Incidence of A. rolfsii
It can be seen from the Table 1 that until January, the plants were free from
A.
rolfsii infection. In the second half of February, when the plants reached the full bud stage, basal rot started to appear, with a small percentage (9.67%) of the plants becoming infected. By the time the plant reached the paintbrush stage (harvesting stage), it became widespread (March) and at the full bloom stage (April), it took aggressive turns and became problematic (25.78%). This increase was aggravated by the downpour of the winter monsoon, which facilitated the transfer of the inoculum to uninfected areas. Notably, by the end of the cropping season, nearly half of the crops were infected with
A.
rolfsii. Similar results of incidence of
S.
rolfsii were reported by Babu and Deepika (2022) in groundnuts (5.39-23.56%) from Andhra Pradesh, whereas
Ambika et al., (2023) reported a significantly greater incidence (18.89-36.28%) in groundnuts from the Karnataka region.
Symptoms of basal rot caused by A. rolfsii in carnation
The first symptoms appeared on the collar region of the stem, just above the ground. The pathogen produced white mycelia and smooth fruiting bodies arised from hyphae that turn brown and resemble the grains of mustard seeds. Later, at the base of the stem, infected parts appear brown and constriction occurs. As a result, the collar region of the plant softens and decays and the entire plant withers and collapses.
Furthermore, the adjoining point of the branches at aerial parts (infected) breaks easily due to severe colonization by the pathogen. In addition, hyphae expanding their network in soil as well as sclerotia can be observed with the naked eye (Fig 1). Disease can spread quickly to uninfected areas, as its sclerotia and mycelia are easily transferred. Similar symptoms of diseases caused by
A.
rolfsii were recently reported by
Sikder et al., (2024) in sunflower in Bangladesh and
Huang et al., (2024) in cowpea in China.
Morphocultural characteristics of Agroathelia rolfsii
The morphology of the pathogen isolate was examined in PDA culture media (Fig 2). The culture of
A.
rolfsii showed profuse mycelium growth within a day, and sclerotia formed within a week of inoculation. Similar results of fast growing nature of mycelia and sclerotia development has been reported by
(Srividya et al., 2022). The isolate had cottony whitish and compact mycelia. Initially, sclerotia appear whitish in color and turn into dark brown, mustard, seed-like grains at later stages. The morpho-cultural observations resemble those of
Huang et al., (2024) and
You et al., (2024), who reported similar characteristics. The growth rate of mycelia in culture was approximately 25-28 mm/day, which coincides with those of
Paparu et al., (2020) and
You et al., (2024), who reported values of 25.2±0.67 and 26.86±0.06 mm/day, respectively. On the other hand,
Huang et al., (2024) reported comparatively different and slower growth rates of 12.00 to 21.30 mm/day. The microscope view of the isolate is shown in Fig 3.

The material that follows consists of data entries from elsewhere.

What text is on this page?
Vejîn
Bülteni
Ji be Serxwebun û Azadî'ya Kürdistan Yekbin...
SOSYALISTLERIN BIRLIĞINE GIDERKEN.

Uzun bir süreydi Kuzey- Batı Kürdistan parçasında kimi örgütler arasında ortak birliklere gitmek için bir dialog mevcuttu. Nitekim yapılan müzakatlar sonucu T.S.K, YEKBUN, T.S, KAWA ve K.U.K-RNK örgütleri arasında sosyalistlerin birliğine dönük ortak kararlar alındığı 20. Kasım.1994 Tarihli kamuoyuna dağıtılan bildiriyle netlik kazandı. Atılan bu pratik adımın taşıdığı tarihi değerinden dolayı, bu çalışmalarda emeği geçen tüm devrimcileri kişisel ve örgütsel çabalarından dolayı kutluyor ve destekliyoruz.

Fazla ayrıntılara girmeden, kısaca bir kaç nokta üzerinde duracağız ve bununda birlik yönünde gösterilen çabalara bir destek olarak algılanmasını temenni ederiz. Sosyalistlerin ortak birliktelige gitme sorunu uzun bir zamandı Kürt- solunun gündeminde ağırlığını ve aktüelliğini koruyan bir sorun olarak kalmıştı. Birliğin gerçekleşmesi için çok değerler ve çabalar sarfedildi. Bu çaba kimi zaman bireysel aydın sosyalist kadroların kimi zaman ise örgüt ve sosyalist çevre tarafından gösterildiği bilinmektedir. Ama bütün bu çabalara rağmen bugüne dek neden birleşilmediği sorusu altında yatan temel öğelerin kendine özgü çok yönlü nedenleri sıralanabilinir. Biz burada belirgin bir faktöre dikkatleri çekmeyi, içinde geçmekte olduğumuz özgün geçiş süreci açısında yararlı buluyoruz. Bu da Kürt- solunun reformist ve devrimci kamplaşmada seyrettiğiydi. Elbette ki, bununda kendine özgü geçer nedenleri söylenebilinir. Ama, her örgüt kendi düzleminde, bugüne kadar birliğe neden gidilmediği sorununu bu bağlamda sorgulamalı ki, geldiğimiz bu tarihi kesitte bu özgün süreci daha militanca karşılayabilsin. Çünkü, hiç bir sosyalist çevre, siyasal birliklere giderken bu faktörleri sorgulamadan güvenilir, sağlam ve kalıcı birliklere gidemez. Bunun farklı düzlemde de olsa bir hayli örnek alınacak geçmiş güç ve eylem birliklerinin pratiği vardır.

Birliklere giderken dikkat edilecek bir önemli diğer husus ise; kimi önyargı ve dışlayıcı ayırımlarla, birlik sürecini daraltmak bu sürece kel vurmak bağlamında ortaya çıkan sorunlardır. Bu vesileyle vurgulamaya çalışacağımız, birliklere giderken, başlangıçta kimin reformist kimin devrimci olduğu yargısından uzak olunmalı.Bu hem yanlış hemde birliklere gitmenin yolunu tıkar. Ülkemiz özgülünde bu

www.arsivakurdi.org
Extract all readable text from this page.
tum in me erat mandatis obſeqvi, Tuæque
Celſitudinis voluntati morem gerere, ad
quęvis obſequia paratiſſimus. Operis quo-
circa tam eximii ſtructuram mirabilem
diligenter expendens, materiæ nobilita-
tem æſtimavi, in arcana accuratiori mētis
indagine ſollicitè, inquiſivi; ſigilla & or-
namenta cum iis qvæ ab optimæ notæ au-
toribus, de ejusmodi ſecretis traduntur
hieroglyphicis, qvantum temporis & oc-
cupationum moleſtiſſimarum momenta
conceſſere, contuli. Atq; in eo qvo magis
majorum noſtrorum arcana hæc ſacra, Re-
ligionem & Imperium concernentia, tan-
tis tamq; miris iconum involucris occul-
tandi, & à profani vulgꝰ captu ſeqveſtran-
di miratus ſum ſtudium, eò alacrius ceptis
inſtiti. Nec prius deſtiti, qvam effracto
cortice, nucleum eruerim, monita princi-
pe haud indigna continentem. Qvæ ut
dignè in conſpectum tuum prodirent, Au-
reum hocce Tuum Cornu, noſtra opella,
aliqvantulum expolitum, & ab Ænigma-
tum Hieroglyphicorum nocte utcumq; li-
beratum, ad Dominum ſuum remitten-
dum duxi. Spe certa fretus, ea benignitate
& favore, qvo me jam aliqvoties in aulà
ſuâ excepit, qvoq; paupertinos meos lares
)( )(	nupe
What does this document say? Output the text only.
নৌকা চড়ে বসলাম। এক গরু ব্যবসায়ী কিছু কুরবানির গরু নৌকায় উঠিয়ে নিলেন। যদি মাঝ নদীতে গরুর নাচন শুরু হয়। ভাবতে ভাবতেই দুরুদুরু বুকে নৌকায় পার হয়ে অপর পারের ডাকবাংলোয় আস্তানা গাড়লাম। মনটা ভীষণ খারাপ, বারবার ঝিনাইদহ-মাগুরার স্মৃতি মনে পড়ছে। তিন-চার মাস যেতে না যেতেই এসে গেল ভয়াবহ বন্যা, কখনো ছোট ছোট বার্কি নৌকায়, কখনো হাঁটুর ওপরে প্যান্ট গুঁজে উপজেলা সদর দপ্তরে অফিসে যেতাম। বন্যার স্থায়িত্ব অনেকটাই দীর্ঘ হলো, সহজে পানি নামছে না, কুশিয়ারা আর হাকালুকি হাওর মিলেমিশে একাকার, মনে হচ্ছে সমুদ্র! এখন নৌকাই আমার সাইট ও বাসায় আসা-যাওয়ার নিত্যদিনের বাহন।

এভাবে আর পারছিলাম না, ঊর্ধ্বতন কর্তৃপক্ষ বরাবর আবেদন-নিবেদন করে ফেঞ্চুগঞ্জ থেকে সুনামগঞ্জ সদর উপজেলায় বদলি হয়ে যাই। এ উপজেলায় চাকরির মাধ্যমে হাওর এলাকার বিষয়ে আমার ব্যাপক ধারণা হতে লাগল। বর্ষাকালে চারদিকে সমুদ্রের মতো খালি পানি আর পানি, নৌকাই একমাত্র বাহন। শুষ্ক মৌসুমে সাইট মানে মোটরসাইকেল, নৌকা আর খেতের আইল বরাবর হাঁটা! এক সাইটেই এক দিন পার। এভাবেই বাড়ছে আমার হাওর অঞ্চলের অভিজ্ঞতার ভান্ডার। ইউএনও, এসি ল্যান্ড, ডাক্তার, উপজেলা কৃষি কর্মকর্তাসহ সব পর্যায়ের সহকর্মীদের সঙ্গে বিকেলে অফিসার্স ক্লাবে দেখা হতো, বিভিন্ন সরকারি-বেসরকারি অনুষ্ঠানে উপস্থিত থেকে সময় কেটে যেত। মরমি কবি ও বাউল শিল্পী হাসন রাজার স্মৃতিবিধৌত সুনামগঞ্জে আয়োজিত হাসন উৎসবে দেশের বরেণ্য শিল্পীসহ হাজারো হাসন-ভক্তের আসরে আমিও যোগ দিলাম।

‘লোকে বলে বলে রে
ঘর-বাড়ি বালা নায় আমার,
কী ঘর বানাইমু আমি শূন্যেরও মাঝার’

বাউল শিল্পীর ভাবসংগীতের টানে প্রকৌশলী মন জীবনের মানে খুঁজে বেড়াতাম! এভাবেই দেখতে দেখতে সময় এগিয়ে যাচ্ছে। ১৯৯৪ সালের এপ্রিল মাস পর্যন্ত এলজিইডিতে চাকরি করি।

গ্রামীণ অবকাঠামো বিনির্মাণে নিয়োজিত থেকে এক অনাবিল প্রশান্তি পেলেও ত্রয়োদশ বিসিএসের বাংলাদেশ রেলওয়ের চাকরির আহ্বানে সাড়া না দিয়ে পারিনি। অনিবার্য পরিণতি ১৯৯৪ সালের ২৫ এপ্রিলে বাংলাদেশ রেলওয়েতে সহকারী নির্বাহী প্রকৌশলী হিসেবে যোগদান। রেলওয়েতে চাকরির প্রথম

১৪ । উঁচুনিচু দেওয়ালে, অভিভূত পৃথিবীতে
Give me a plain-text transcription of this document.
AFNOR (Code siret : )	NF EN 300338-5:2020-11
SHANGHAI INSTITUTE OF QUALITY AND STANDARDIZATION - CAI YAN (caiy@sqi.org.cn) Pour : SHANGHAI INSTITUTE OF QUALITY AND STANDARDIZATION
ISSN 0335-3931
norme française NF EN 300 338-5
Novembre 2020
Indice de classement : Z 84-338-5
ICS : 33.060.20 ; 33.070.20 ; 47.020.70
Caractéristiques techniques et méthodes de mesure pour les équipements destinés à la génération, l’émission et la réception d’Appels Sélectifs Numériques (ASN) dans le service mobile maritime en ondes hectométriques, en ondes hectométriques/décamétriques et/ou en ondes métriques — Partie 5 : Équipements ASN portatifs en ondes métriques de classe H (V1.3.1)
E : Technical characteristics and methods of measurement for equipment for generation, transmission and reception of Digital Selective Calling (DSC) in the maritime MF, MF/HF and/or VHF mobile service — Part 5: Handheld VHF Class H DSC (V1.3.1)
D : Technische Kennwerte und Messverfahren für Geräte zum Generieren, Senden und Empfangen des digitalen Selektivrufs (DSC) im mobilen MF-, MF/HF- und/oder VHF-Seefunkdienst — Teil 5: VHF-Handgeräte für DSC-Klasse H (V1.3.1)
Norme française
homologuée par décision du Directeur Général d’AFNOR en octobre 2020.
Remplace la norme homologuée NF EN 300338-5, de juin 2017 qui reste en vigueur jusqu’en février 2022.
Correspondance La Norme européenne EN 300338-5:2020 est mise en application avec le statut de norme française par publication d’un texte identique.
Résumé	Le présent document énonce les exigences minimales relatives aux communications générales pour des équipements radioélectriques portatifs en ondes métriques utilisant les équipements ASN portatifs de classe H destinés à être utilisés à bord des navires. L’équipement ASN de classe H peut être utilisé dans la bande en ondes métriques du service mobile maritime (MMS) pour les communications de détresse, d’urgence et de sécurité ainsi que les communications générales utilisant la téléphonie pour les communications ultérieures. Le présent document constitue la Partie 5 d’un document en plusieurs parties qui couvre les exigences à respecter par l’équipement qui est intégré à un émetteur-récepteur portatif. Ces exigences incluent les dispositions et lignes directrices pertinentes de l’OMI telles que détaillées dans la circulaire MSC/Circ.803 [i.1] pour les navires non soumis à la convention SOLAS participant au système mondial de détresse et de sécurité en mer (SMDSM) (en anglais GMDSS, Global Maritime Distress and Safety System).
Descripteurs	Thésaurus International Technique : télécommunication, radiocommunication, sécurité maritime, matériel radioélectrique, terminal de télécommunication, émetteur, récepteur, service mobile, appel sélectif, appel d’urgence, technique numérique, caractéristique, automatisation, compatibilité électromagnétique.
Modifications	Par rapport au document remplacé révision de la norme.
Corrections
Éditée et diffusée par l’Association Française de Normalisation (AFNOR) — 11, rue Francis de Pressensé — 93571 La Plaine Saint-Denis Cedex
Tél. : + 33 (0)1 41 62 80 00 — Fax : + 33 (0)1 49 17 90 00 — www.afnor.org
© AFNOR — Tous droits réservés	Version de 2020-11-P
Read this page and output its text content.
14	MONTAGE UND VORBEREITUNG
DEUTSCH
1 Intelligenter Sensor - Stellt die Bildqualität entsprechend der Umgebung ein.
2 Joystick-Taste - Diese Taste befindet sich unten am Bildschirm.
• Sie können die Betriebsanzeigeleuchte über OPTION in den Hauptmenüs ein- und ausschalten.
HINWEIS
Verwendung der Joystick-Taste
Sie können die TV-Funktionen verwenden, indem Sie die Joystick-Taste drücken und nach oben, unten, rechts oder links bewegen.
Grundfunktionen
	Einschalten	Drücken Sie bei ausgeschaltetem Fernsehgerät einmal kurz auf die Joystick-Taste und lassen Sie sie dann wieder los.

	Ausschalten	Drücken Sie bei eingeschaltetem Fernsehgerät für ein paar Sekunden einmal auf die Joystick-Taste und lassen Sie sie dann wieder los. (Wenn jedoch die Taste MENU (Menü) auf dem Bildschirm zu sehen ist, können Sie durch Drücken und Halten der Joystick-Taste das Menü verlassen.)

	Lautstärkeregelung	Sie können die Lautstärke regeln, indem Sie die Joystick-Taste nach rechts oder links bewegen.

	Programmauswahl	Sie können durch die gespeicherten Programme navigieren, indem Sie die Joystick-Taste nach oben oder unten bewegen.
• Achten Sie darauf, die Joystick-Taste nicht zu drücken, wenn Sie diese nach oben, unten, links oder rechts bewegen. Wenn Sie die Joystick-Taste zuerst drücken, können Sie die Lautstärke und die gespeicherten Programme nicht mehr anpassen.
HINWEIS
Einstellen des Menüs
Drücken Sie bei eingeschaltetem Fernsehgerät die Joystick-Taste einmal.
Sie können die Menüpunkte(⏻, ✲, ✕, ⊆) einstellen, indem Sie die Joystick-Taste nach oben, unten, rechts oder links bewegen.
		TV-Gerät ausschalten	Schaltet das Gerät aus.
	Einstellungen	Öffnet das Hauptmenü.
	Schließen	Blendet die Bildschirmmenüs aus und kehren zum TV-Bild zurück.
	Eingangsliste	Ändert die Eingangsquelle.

Molecular identification of Agroathelia rolfsii
The fungal isolate was subjected to BLAST from NCBI GenBank and was found to have 92.99% similarity with
Agroathelia rolfsii (
Agroathelia rolfsii isolate LTR1,
Agroathelia rolfsii isolate SrKK17_1090,
Agroathelia rolfsii strain CSAEGro-CaDIA and
Agroathelia rolfsii isolate GAHaSr-2) and 93.01% similarity with
Athelia rolfsii isolate SS-16, a synonym for
Sclerotium rolfsii. The identification of the pathogen as
A.
rolfsii was confirmed at the Indian Type Culture Collection (ITCC), Department of Plant Pathology, Indian Agricultural Research Institute (IARI), New Delhi. A phylogenetic tree of the same type was subsequently constructed with bootstrap values, revealing its closeness with the other species of
Agroathelia (Fig 4). In addition, the DNA sequence of
A.
rolfsii was subsequently submitted to the NCBI Gene Bank and accession no. PP 203038 was obtained (https://www.ncbi.nlm.nih.gov/nuccore/PP203038.1).
Pathogenicity assay of A. rolfsii
The first symptoms of basal rot of Chabaud carnation in the pathogenicity test appeared within one week, which was much earlier than those reported by
Tabing et al., (2018), who reported 15 days in brinjal. This disparity might be due to the different crops used for the study and the virulency of the pathogen toward the host or the susceptibility of the crop to the pathogen. The noninoculated plants remained disease free and exhibited no signs of any symptoms of basal rot. Thus, the pathogen was reisolated, confirming Koch’s postulates. Microscopic examination confirmed the presence of
A.
rolfsii, confirming that it was the causal agent of basal rot in carnation (Fig 5).